From 1 January 2014, if an employee hasn’t exercised a super choice, their employer must pay the employee’s super contributions into a super fund with an Australian Prudential Regulatory Authority (APRA) approved MySuper offering. 

MySuper investment legislation states that super funds have to align with a regulated set of features, including:

  • a single investment option
  • a minimum level of insurance cover
  • an easily comparable fee structure with a short prescribed list of allowable fee types
  • restrictions on how advice is provided and paid for; and 
  • rules governing fund governance and transparency

MySuper products allow trustee flexibility within the investment and asset allocations.  The options allowed are diversified or age-based investment. A number of super funds have applied for their existing diversified default option typically the balanced fund to become MySuper compliant. The alternative is the age based investment strategy which utilises a lifecycle approach for asset allocation.

In applying the lifecycle approach members are segregated into age based cohorts of typically five to ten year brackets. Allocation of assets is then tailored to each cohort based on assumptions of the average investor’s profile. The intention of the lifecycle approach is to ensure a reduction in higher risk growth assets as a member transition through their working life to retirement.
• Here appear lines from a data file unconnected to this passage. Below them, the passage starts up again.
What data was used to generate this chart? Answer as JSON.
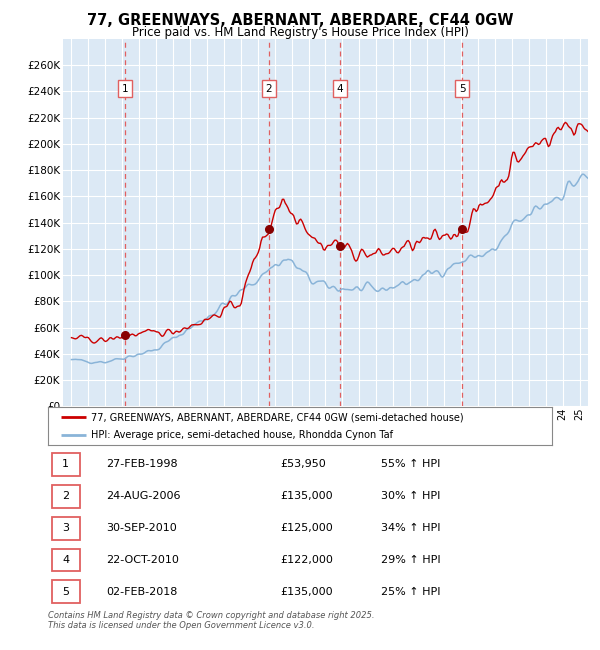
{
  "title": "77, GREENWAYS, ABERNANT, ABERDARE, CF44 0GW",
  "subtitle": "Price paid vs. HM Land Registry's House Price Index (HPI)",
  "ylim": [
    0,
    280000
  ],
  "yticks": [
    0,
    20000,
    40000,
    60000,
    80000,
    100000,
    120000,
    140000,
    160000,
    180000,
    200000,
    220000,
    240000,
    260000
  ],
  "xlim_start": 1994.5,
  "xlim_end": 2025.5,
  "fig_bg_color": "#ffffff",
  "plot_bg_color": "#dce9f5",
  "grid_color": "#ffffff",
  "hpi_color": "#8ab4d8",
  "property_color": "#cc0000",
  "sale_marker_color": "#880000",
  "dashed_line_color": "#e06060",
  "sale_points": [
    {
      "num": "1",
      "year": 1998.15,
      "price": 53950
    },
    {
      "num": "2",
      "year": 2006.65,
      "price": 135000
    },
    {
      "num": "4",
      "year": 2010.83,
      "price": 122000
    },
    {
      "num": "5",
      "year": 2018.08,
      "price": 135000
    }
  ],
  "legend_property_label": "77, GREENWAYS, ABERNANT, ABERDARE, CF44 0GW (semi-detached house)",
  "legend_hpi_label": "HPI: Average price, semi-detached house, Rhondda Cynon Taf",
  "table_data": [
    {
      "num": "1",
      "date": "27-FEB-1998",
      "price": "£53,950",
      "change": "55% ↑ HPI"
    },
    {
      "num": "2",
      "date": "24-AUG-2006",
      "price": "£135,000",
      "change": "30% ↑ HPI"
    },
    {
      "num": "3",
      "date": "30-SEP-2010",
      "price": "£125,000",
      "change": "34% ↑ HPI"
    },
    {
      "num": "4",
      "date": "22-OCT-2010",
      "price": "£122,000",
      "change": "29% ↑ HPI"
    },
    {
      "num": "5",
      "date": "02-FEB-2018",
      "price": "£135,000",
      "change": "25% ↑ HPI"
    }
  ],
  "footer_text": "Contains HM Land Registry data © Crown copyright and database right 2025.\nThis data is licensed under the Open Government Licence v3.0."
}
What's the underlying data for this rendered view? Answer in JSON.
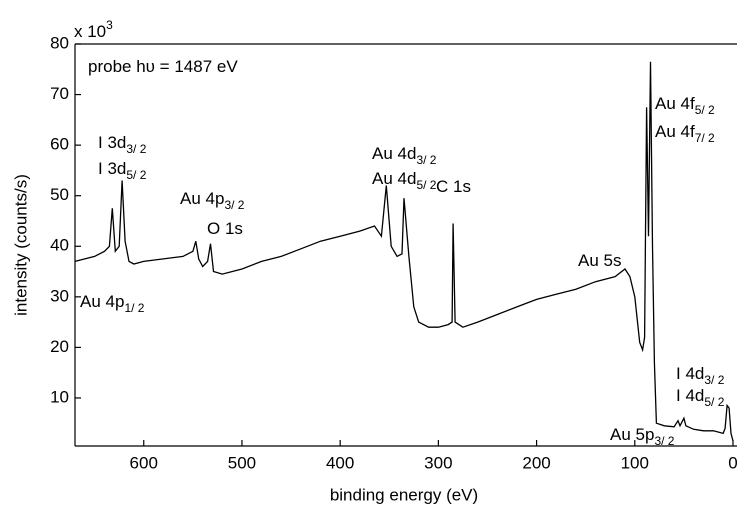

The benefits of lifecycle investing include:

  • set and forget approach – the fund changes members’ allocation as they age leading to reduction in growth assets over time
  • takes a long term view of investing
  • generally suits the asset allocation of the average member at that a particular age

The disadvantages of lifecycle investing including:

  •  no consideration for risk profile, super balance, wealth, retirement date, investment outlook or spouse super

The benefits of diversified investment strategy include:

  • certainty around your current and future asset allocation
  • the trustee isn’t timing the age based transition dates

The disadvantages of diversified investment strategy include:

  • members will be exposed to same asset allocation throughout their working life
  • there is no reduction in risk profile closer to retirement

All super fund members can opt out of the MySuper investment option into others provided by their fund, including allocations to cash, fixed interest, property and shares.